Dance Up Close: Megan Kendzior's WITNESS at Danspace Project
Trina Mannino/Follow @Trinamannino on Twitter

By Trina Mannino/Follow @Trinamannino on Twitter
View Profile | More From This Author

Published on December 16, 2013
Photo by Todd Bedell.

December 19-21, 2013 at 8PM

Danspace Project

131 E 10th St, New York, NY 10003

Tickets: $20 General/$15 Danspace Members

To purchase tickets: go to Danspace Project


Choreography: Megan Kendzior

Performers: KK Apple, Courtney Baron, Lily Bo Shapiro, Ana Fiore, Lindsay Head, Dylan Kammerer, Sarah Konner, Colette Krogol, Stephanie Mas, Tess Montoya, Matt Reeves, Ariane Reinhart, Austin Selden, Josh Stansbury and Brandon Washington.
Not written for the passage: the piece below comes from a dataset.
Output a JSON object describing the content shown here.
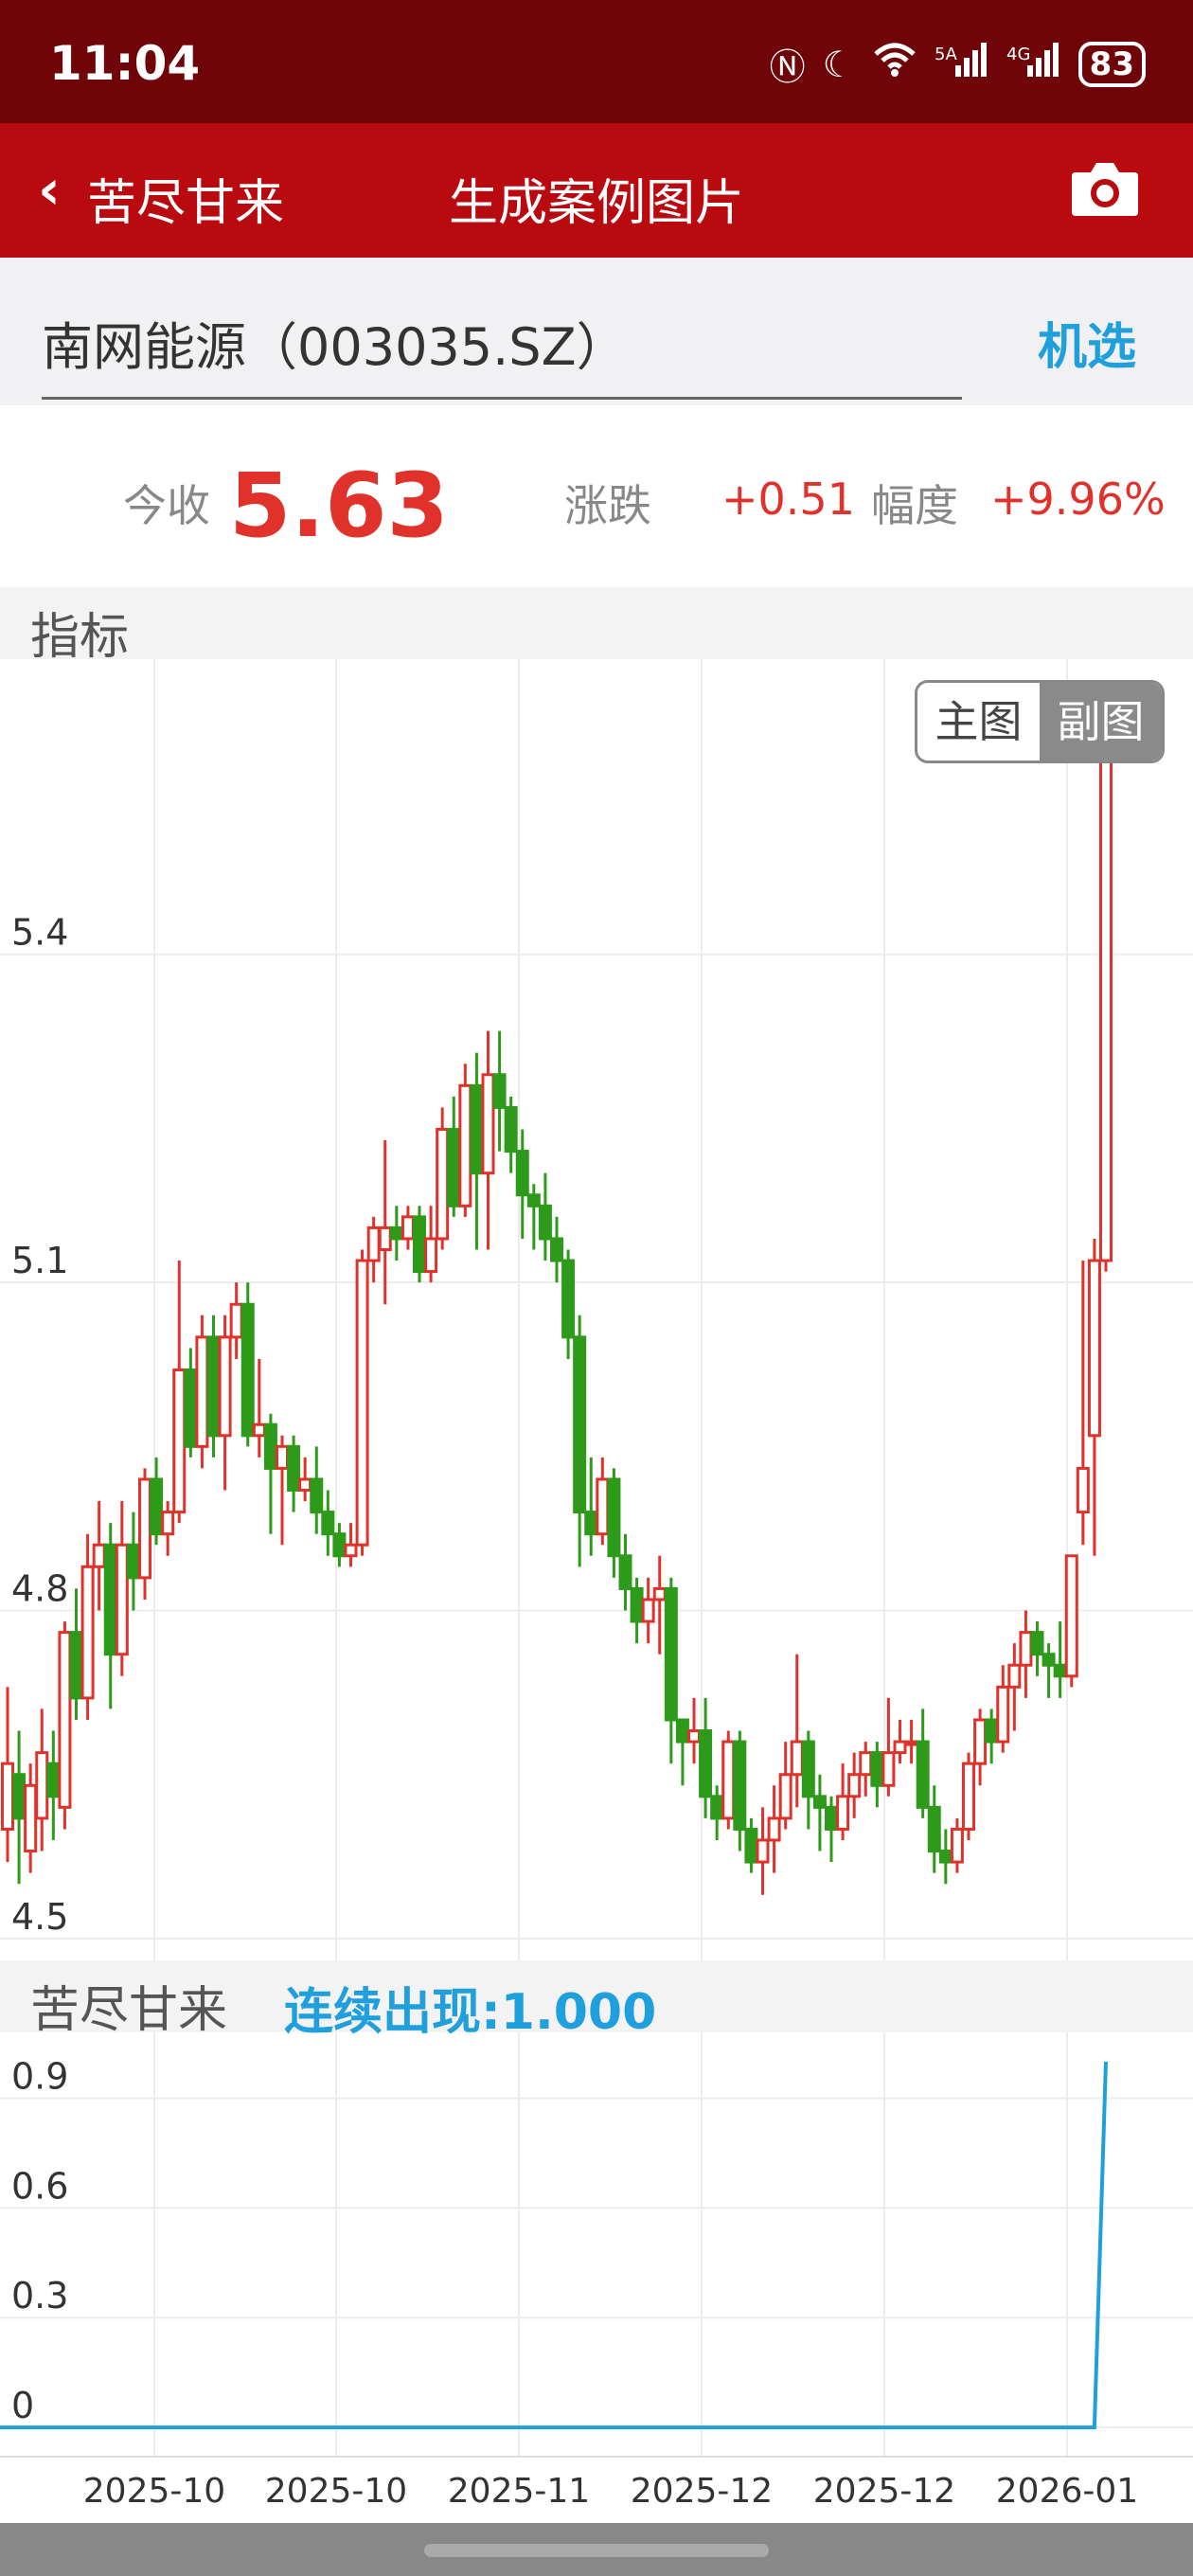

Live Accordion by Terrence Karn

Lighting designer Kathy Kaufmann


“I approach Witness from a place of open investigation that is not specific to a theme or heritage,” says Witness choreographer Megan Kendzior after a long day of rehearsing at Danspace Project . “It has many entry points... and the performers whom I’ve worked with over the years on Witness all bring their own personal experiences to the work.”
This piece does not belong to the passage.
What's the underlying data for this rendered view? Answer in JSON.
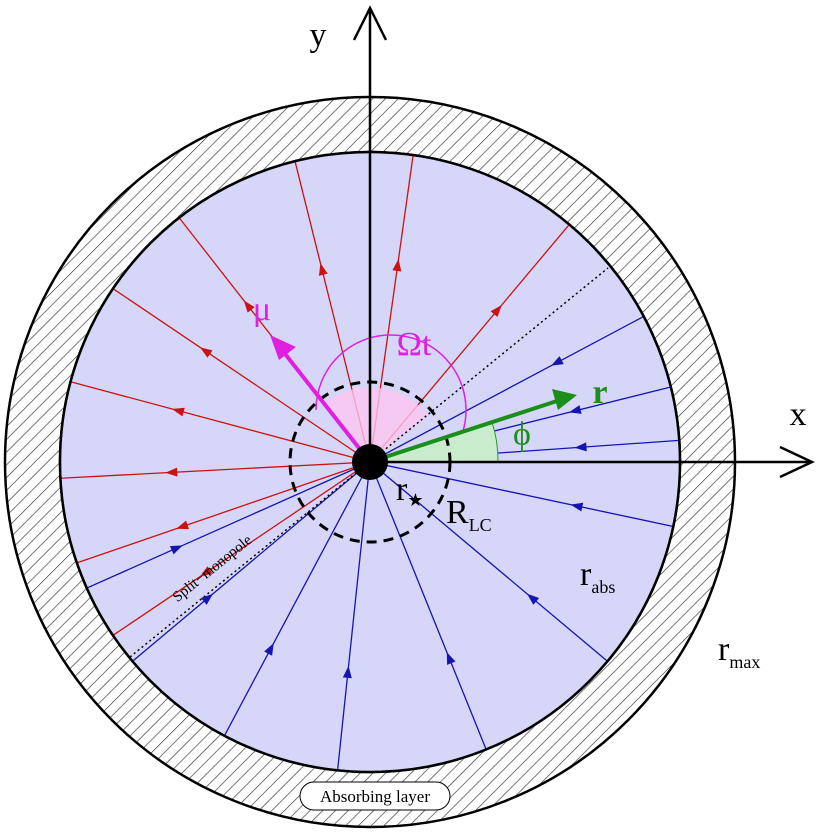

Megan Kendzior: A Need To Speak


While observing the twenty-something dancemaker with her performers, it is apparent that each collaborator is deeply invested in the project. Discussions frequently occur between runs of the piece, and everyone is encouraged to offer insights on their character and their relationship to the group. As much as the work depicts a fictionalized world, it is also largely based on Kendzior's historical research around the Holocaust.
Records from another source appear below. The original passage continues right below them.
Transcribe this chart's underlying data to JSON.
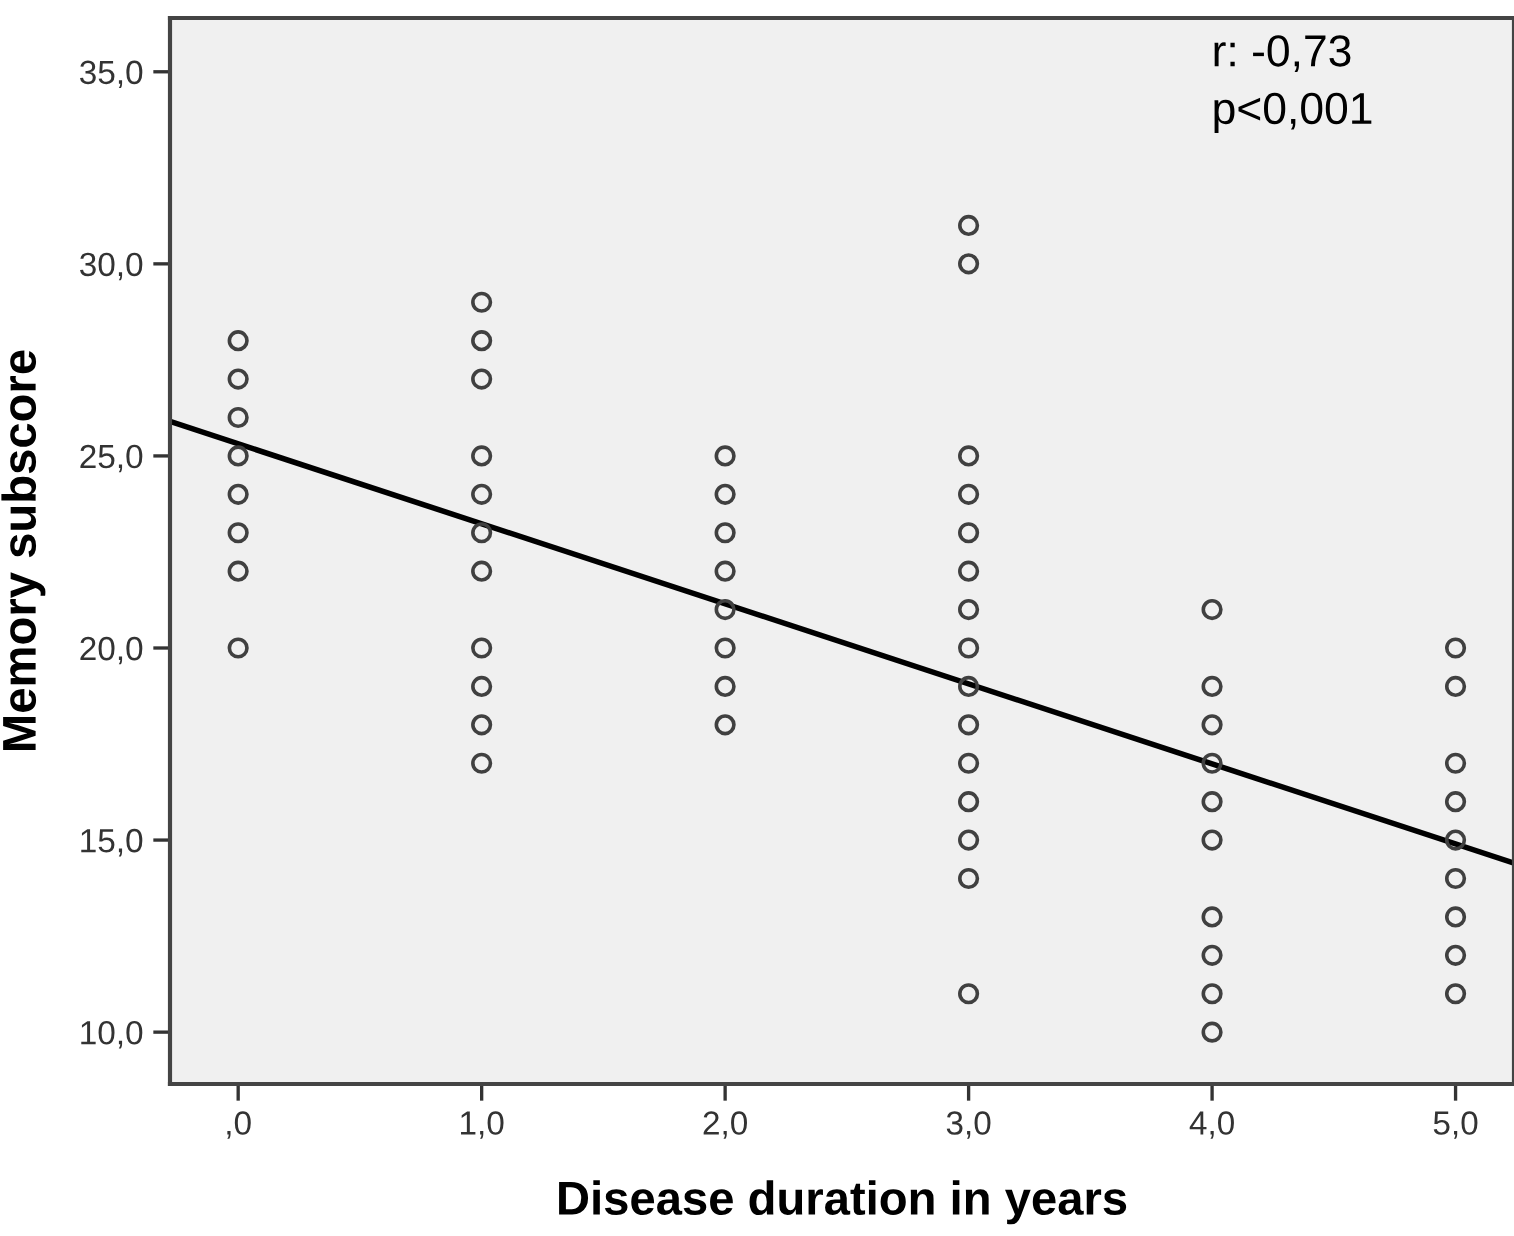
{
  "chart_data": {
    "type": "scatter",
    "xlabel": "Disease duration in years",
    "ylabel": "Memory subscore",
    "annotations": [
      "r: -0,73",
      "p<0,001"
    ],
    "series": [
      {
        "color": "#404040",
        "marker": "circle",
        "x": [
          0,
          0,
          0,
          0,
          0,
          0,
          0,
          0,
          1,
          1,
          1,
          1,
          1,
          1,
          1,
          1,
          1,
          1,
          1,
          2,
          2,
          2,
          2,
          2,
          2,
          2,
          2,
          3,
          3,
          3,
          3,
          3,
          3,
          3,
          3,
          3,
          3,
          3,
          3,
          3,
          3,
          3,
          4,
          4,
          4,
          4,
          4,
          4,
          4,
          4,
          4,
          4,
          5,
          5,
          5,
          5,
          5,
          5,
          5,
          5,
          5
        ],
        "values": [
          20,
          22,
          23,
          24,
          25,
          26,
          27,
          28,
          17,
          18,
          19,
          20,
          22,
          23,
          24,
          25,
          27,
          28,
          29,
          18,
          19,
          20,
          21,
          22,
          23,
          24,
          25,
          11,
          14,
          15,
          16,
          17,
          18,
          19,
          20,
          21,
          22,
          23,
          24,
          25,
          30,
          31,
          10,
          11,
          12,
          13,
          15,
          16,
          17,
          18,
          19,
          21,
          11,
          12,
          13,
          14,
          15,
          16,
          17,
          19,
          20
        ]
      },
      {
        "type": "line",
        "color": "#000000",
        "x": [
          -0.28,
          5.24
        ],
        "values": [
          25.9,
          14.4
        ]
      }
    ],
    "xlim": [
      -0.28,
      5.24
    ],
    "ylim": [
      8.65,
      36.4
    ],
    "xticks": [
      {
        "value": 0,
        "label": ",0"
      },
      {
        "value": 1,
        "label": "1,0"
      },
      {
        "value": 2,
        "label": "2,0"
      },
      {
        "value": 3,
        "label": "3,0"
      },
      {
        "value": 4,
        "label": "4,0"
      },
      {
        "value": 5,
        "label": "5,0"
      }
    ],
    "yticks": [
      {
        "value": 10,
        "label": "10,0"
      },
      {
        "value": 15,
        "label": "15,0"
      },
      {
        "value": 20,
        "label": "20,0"
      },
      {
        "value": 25,
        "label": "25,0"
      },
      {
        "value": 30,
        "label": "30,0"
      },
      {
        "value": 35,
        "label": "35,0"
      }
    ],
    "grid": false
  }
}
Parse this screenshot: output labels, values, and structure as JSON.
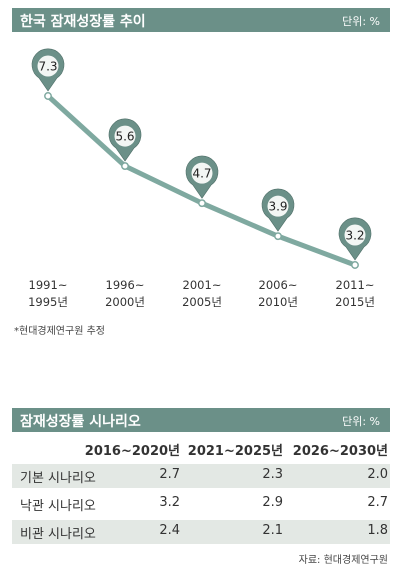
{
  "chart_data": {
    "type": "line",
    "title": "한국 잠재성장률 추이",
    "unit": "단위: %",
    "categories": [
      {
        "line1": "1991~",
        "line2": "1995년"
      },
      {
        "line1": "1996~",
        "line2": "2000년"
      },
      {
        "line1": "2001~",
        "line2": "2005년"
      },
      {
        "line1": "2006~",
        "line2": "2010년"
      },
      {
        "line1": "2011~",
        "line2": "2015년"
      }
    ],
    "values": [
      7.3,
      5.6,
      4.7,
      3.9,
      3.2
    ],
    "labels": [
      "7.3",
      "5.6",
      "4.7",
      "3.9",
      "3.2"
    ],
    "note": "*현대경제연구원 추정",
    "colors": {
      "line": "#7fa9a0",
      "marker": "#6b9088",
      "header": "#6b9088"
    }
  },
  "table": {
    "title": "잠재성장률 시나리오",
    "unit": "단위: %",
    "columns": [
      "2016~2020년",
      "2021~2025년",
      "2026~2030년"
    ],
    "rows": [
      {
        "label": "기본 시나리오",
        "values": [
          "2.7",
          "2.3",
          "2.0"
        ]
      },
      {
        "label": "낙관 시나리오",
        "values": [
          "3.2",
          "2.9",
          "2.7"
        ]
      },
      {
        "label": "비관 시나리오",
        "values": [
          "2.4",
          "2.1",
          "1.8"
        ]
      }
    ],
    "source": "자료: 현대경제연구원"
  }
}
Megan Kendzior: Symbolism in WITNESS


Kendzior writes, “Witness is an investigative offering of embodied historical fiction....The journey exists in the past and speaks to the present, citing detailed research of the Holocaust and asking observers to reflect on the power of choice.” Witness explores the “thin line between humane and inhumane."

The Sounds of WITNESS


”We unfortunately have seen several moments in history and in the present where similar repugnant acts occur. “It’s our responsibility to speak for those who can’t tell us what it was [and is] like,” says Kendzior. “We have to believe in the power of human beings treating one other with respect and dignity.”

Kendzior has been working on Witness for four years, and the choreographer believes it to be a life long project with the intention of creating future installments, Honor and Challenge.